How to talk about money without arguing
Success in discussing financial issues comes down to setting a few ground rules, Hamm writes.
Before Sarah and I began our financial turnaround, we largely avoided talking about money issues. We’d talk a bit about basic things that we had to talk about, like making sure bills were paid, but in terms of seriously evaluating long-term goals and how we were spending our money, we just didn’t talk about it.
Frankly, it was easier not to talk about it and, as with much of life, the path of least resistance won out.
Eventually, we came to a financial crossroads.
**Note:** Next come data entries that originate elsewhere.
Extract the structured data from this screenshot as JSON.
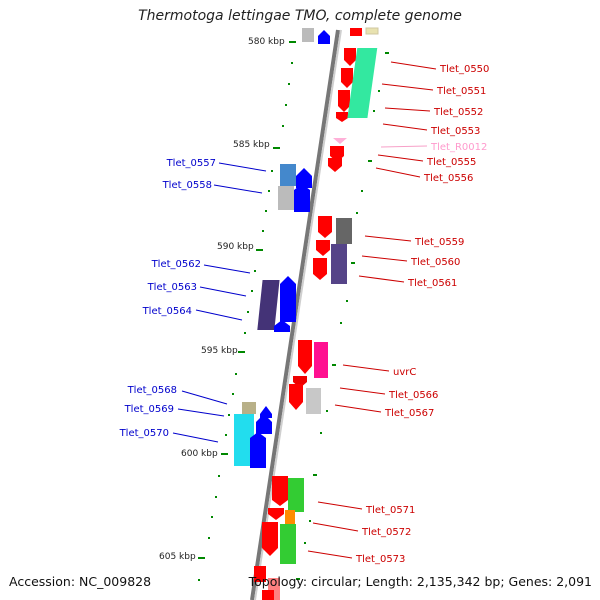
{
  "title": "Thermotoga lettingae TMO, complete genome",
  "footer": {
    "accession": "Accession: NC_009828",
    "topology": "Topology: circular; Length: 2,135,342 bp; Genes: 2,091"
  },
  "colors": {
    "forward_gene": "#ff0000",
    "reverse_gene": "#0000ff",
    "rna_label": "#ff9acd",
    "axis": "#888888",
    "tick": "#008000",
    "label_text": "#c00000",
    "label_text_left": "#0000cc"
  },
  "ruler_ticks": [
    "580 kbp",
    "585 kbp",
    "590 kbp",
    "595 kbp",
    "600 kbp",
    "605 kbp"
  ],
  "right_labels": [
    "Tlet_0550",
    "Tlet_0551",
    "Tlet_0552",
    "Tlet_0553",
    "Tlet_R0012",
    "Tlet_0555",
    "Tlet_0556",
    "Tlet_0559",
    "Tlet_0560",
    "Tlet_0561",
    "uvrC",
    "Tlet_0566",
    "Tlet_0567",
    "Tlet_0571",
    "Tlet_0572",
    "Tlet_0573"
  ],
  "left_labels": [
    "Tlet_0557",
    "Tlet_0558",
    "Tlet_0562",
    "Tlet_0563",
    "Tlet_0564",
    "Tlet_0568",
    "Tlet_0569",
    "Tlet_0570"
  ]
}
We began to have some difficulty paying our bills and we eventually realized that we needed to make some changes to how we used our money.
At first, though, we argued a lot about money. We were in a tough spot. We weren’t close to the nebulous goals that we had talked about. In fact, we were pretty far from them. Even worse, neither one of us wanted to take much blame for the problem. I think we both felt some private guilt for the situation we were in, but neither one of us wanted to admit that guilt to the other party.
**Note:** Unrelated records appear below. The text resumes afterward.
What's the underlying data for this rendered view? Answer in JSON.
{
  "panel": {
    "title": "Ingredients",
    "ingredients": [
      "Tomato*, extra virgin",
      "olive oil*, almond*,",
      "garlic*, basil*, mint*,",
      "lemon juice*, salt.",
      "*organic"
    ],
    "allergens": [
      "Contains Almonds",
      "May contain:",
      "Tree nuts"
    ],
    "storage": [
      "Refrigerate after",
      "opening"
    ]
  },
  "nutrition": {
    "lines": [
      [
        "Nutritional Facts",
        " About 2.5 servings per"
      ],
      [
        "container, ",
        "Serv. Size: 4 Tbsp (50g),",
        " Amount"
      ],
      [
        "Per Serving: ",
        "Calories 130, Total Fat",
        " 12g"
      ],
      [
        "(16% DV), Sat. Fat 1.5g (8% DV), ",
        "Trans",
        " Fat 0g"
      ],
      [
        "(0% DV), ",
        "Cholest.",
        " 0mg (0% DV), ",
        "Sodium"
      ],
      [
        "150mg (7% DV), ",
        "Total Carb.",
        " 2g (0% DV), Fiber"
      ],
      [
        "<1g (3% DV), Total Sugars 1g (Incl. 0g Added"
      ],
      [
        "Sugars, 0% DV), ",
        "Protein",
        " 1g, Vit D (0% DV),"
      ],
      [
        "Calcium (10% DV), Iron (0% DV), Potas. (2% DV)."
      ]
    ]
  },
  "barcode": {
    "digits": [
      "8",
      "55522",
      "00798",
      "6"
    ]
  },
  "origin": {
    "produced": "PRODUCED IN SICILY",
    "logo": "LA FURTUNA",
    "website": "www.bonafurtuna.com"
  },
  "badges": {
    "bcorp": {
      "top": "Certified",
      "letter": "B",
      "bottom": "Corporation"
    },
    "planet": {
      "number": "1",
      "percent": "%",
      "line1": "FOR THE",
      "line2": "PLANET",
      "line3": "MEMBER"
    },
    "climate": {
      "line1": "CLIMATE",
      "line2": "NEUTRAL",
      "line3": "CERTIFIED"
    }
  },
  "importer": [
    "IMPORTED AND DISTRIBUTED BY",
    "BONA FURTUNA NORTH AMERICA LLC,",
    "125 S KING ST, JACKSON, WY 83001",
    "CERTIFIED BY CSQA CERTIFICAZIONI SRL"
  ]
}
It was a perfect recipe for arguments.
How did we get past it, then? For us, success in discussing financial issues came down to setting a few ground rules.
The first one – and this is the biggest one – is simply to constantly remind ourselves that the person sitting across from the table is a human being. Humans make mistakes. Humans strive for better things, but don’t always achieve them. Humans have desires and wants and feelings. Humans aren’t perfect. Humans don’t always do what others want them to do. Humans wish to be understood and accepted and loved by others, even when they mess up.
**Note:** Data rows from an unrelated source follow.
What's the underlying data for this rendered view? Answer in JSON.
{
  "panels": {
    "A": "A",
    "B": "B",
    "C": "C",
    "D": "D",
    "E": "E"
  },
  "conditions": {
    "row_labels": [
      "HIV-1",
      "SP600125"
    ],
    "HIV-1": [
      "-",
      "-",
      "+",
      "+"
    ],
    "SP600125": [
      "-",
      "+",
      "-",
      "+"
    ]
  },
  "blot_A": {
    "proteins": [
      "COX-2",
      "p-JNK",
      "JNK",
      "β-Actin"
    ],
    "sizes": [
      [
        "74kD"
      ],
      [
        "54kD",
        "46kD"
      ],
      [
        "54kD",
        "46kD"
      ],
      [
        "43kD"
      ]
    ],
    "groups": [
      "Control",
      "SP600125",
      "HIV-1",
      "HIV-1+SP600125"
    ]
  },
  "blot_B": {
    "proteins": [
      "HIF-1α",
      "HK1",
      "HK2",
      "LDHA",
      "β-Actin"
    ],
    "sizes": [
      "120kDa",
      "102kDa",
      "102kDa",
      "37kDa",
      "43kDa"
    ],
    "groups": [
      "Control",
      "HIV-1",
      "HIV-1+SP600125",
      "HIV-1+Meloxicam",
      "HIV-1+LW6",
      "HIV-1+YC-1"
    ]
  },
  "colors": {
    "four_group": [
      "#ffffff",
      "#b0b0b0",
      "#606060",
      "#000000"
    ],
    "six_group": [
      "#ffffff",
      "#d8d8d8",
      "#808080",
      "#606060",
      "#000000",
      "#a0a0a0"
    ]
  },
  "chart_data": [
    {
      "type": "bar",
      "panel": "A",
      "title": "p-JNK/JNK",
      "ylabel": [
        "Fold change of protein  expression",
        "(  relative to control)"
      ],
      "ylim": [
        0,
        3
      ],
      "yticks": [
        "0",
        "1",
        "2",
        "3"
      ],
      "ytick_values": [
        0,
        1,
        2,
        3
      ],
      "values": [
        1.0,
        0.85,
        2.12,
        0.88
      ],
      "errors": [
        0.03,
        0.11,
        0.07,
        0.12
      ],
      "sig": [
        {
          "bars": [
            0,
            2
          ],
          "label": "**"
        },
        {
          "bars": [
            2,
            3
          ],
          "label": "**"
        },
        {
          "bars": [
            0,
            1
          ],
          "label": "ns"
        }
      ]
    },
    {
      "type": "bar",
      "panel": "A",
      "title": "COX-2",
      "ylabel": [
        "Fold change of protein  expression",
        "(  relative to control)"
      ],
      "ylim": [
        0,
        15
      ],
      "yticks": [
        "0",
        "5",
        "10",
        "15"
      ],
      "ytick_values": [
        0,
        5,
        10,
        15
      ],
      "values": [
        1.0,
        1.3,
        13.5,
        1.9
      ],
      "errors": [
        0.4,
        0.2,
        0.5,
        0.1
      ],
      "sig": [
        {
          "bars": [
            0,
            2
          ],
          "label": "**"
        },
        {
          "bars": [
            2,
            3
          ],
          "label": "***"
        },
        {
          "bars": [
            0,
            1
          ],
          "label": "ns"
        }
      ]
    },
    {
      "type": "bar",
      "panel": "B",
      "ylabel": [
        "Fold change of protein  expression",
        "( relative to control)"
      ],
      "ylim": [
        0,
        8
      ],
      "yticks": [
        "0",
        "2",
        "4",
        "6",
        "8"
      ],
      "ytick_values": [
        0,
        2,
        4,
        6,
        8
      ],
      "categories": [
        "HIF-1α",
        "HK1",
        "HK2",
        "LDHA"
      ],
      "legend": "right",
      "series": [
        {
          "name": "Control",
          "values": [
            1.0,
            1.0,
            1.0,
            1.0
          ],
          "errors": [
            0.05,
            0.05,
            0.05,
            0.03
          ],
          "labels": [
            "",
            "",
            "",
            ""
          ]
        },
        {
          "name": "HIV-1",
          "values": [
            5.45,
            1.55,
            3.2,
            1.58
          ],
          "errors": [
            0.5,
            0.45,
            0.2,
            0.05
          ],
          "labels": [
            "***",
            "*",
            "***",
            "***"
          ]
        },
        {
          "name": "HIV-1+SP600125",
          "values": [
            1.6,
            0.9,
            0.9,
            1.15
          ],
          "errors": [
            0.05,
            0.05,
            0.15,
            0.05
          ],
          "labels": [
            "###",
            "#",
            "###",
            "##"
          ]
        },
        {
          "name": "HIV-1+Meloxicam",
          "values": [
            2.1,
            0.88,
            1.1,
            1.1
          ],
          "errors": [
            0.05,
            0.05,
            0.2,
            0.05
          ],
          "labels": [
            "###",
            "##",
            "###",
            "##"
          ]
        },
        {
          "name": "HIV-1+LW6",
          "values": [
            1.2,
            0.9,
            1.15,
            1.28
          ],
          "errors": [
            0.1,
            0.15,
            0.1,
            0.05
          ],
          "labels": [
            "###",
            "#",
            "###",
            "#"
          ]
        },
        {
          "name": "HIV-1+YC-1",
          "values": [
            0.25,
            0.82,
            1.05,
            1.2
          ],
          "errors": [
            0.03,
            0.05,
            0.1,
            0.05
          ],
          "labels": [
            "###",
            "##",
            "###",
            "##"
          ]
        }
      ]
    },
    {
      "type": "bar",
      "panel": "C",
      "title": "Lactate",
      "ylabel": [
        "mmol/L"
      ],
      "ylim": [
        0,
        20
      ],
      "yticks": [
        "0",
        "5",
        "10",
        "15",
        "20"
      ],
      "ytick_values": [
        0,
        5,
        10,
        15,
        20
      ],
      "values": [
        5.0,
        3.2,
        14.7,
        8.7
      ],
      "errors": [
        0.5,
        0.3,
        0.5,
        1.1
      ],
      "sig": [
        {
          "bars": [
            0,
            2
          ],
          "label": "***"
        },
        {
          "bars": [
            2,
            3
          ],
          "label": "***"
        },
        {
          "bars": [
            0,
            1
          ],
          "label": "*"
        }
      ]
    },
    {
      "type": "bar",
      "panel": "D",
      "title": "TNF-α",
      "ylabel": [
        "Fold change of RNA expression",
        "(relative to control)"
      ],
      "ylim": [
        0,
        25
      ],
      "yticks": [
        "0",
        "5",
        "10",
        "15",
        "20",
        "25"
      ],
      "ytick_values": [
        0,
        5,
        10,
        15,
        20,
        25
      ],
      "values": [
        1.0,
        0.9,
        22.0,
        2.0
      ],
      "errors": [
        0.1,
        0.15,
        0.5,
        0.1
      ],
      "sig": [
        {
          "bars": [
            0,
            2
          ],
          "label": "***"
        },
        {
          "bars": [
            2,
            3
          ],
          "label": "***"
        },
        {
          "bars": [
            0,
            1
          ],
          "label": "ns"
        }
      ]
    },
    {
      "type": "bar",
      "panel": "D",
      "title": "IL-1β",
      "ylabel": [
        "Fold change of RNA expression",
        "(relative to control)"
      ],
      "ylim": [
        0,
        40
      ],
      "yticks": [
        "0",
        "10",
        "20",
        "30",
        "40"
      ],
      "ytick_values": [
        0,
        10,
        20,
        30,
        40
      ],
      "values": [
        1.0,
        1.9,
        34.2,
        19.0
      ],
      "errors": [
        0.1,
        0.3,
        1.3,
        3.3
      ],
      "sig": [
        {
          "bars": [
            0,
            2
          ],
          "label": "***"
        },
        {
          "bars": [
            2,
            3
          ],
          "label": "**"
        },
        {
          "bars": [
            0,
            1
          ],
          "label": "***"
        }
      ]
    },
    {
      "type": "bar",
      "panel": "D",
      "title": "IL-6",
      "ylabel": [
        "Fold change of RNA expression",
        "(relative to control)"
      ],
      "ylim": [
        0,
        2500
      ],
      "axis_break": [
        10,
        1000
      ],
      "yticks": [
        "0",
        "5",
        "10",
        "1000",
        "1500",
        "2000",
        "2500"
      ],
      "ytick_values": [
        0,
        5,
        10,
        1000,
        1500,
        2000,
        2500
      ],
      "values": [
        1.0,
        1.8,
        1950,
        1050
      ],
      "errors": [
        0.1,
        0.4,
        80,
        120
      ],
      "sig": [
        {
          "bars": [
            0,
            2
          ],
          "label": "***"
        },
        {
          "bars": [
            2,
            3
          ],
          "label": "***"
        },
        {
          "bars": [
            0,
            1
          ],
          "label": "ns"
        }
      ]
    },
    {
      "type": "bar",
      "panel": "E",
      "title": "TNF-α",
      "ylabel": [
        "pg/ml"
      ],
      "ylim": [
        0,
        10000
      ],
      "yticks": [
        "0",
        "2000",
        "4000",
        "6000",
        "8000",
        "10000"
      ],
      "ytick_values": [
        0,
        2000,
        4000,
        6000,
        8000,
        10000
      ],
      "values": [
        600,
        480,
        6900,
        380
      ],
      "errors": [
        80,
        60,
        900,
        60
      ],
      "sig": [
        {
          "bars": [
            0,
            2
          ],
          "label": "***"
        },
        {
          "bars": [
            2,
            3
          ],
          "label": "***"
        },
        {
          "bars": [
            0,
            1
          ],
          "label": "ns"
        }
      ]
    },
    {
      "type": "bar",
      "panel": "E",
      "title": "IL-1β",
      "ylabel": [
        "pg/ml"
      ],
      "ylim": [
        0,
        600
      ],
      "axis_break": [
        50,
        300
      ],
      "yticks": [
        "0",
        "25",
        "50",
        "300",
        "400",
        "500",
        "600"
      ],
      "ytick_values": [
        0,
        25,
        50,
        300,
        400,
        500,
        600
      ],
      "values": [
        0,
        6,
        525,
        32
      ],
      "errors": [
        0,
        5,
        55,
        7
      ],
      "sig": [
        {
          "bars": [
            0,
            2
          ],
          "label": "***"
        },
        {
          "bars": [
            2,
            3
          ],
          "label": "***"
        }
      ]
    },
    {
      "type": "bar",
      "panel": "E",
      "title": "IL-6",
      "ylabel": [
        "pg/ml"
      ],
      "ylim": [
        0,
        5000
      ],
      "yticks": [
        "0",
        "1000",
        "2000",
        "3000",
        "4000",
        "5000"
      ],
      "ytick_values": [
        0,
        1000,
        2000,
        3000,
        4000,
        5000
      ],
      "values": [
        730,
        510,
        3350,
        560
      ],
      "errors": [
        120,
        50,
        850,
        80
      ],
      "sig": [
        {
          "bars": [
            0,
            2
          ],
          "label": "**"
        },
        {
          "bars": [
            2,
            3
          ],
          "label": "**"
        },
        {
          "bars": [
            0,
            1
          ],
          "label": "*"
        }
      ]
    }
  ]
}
The person that you’re sitting across the table from has pride and regret and dreams, just like you do. They might not match exactly what yours are, but they’re real nonetheless.
This is a mental trick that goes a long way toward piercing through anger and disappointment, particularly toward someone you love.
The second one is that whenever you bring up a flaw you see in the other person, bring up a flaw in yourself or don’t mention it.
When someone comes to the table with a litany of things that you’ve done wrong, it can feel very much like an attack. When you feel attacked, you’re going to respond with either fight (you get angry) or flight (you shut it out). Neither outcome is good for a healthy discussion.
So, how does this work? Before we have any really deep money discussions, we put some thought in before the talk. We sit down, make some notes about what we want to say, and work through things beforehand. Part of that is a requirement that we self-analyze and look for our own mistakes as well.
It’s awfully hard to come to the table as an inquisitor when you’re holding a long list of your own mistakes.
Note that you don’t necessarily have to keep this purely within money mistakes. Often, overspending and other financial errors are tied to other aspects of marital life, even in ways you don’t initially see. Don’t be afraid to bring your own mistakes in other areas to the table.
It can also help reinforce the first tactic. By making a list of your own mistakes, it becomes easier to realize you’re not perfect either and that helps you relate more to the person across the table that you’re seeing flaws in.
Remember, this isn’t a trick so that you can compare your “small” mistakes to your partner’s “huge” mistakes. The point is that you’re both human, you both make mistakes, and you’re going to work through fixing those mistakes together by mutually reinforcing each other toward better habits.
A final tactic: if you’re going to mention numbers or “facts,” do your homework first. Never, ever, everbring up a number or a figure that you can’t immediately back up with detailed evidence.
If you’re going to talk about credit card debt, have credit card statements at the ready. If you’re going to talk about mutual overspending, have that credit card statement itemized in advance.
Remember, though, you need to bring your own mistakes to the table, too. This means showing your partner the places where you’ve made poor decisions, even if it’s painful.
These three tactics have helped Sarah and I navigate some very difficult discussions in the past without letting our emotions get the better of us. When you humanize your partner and you humanize yourself, it’s hard to get incredibly angry.